Gambaran kehidupan semacam itu juga Ujang dapat dari guru besar yang mengajarnya di sebuah kampus di Jogja. Bagi si guru besar, kini punya waktu luang untuk membaca novel menjadi kemewahan tersendiri. Saking waktunya dilahap oleh administrasi.
Mengerikan sekali, batin Ujang. Sebab, menurut lulusan S3 kampus Jogja tersebut, harta karun dalam hidup di zaman ketika industri merenggut jiwa manusia seperti sekarang, tidak lain adalah waktu luang. Saat ini Ujang telah memilikinya (waktu luang). Dia tak mau melepaskannya begitu saja.
Buktikan mancing tak melulu identik dengan pengangguran
Mancing bagi kebanyakan orang memang identik sebagai kegiatan pengangguran.

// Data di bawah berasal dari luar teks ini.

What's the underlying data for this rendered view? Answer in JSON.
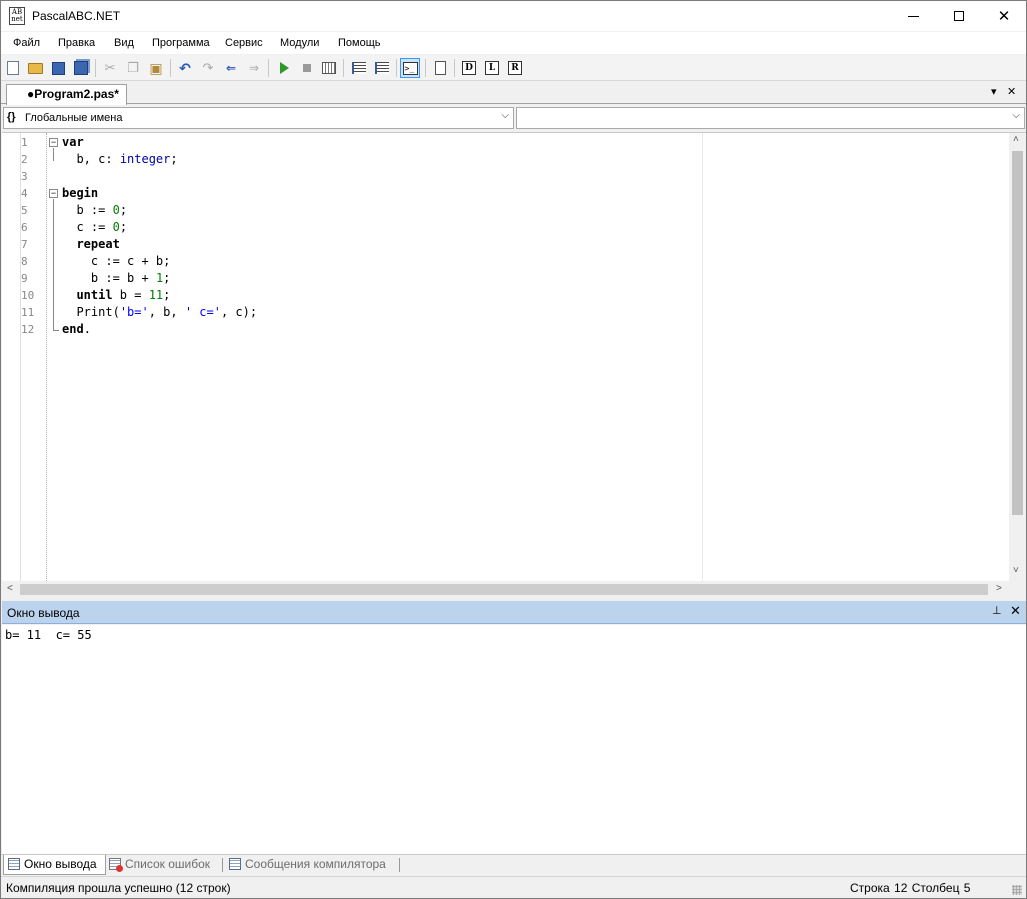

Tetapi bagi Ujang, mancing adalah cara untuk menenangkan pikirannya yang berisik.
“Pertanyaan yang melintas di pikiranku bukan tentang bagaimana jika token listrik belum dibayar, melainkan ‘Kenapa daun ada banyak ya?’, ‘Adam dan Hawa kan sepasang, tapi kok bahasa di dunia jadi banyak, warna kulit juga berbeda-beda?’. Dan pertanyaan eksistensial lainnya yang berisik dalam kepalaku,” kata Ujang.
Maka untuk meredami pikiran dari pertanyaan-pertanyaan tersebut, Ujang memilih untuk mancing.
Syukurnya, orangtua Ujang tidak khawatir dan tidak menuntut apapun padanya: lulusan S3 kampus Jogja yang lebih suka mancing ketimbang berburu lowongan kerja prestisius.
“Aku bisa jamin ke orangtuaku, kebutuhan hidup bisa aku cari sendiri. Dari serabutan editor dan menulis. Dan itu sudah kulakukan,” beber Ujang. Toh selama kuliah pun dia nyaris tidak pernah meminta biaya dari orangtua. S1 hingga S3 dia biayai sendiri dengan beasiswa.
Trauma masa lalu bikin lulusan S3 kampus Jogja enggan jadi dosen
“Bapakku dulu sering ditipu orang-orang penting, seperti carik (sekretaris desa), lurah, kiai, pokoknya orang berpangkat yang tercitra baik di masyarakat,” tutur Ujang. Bapak ujang tertipu investasi menggandakan uang.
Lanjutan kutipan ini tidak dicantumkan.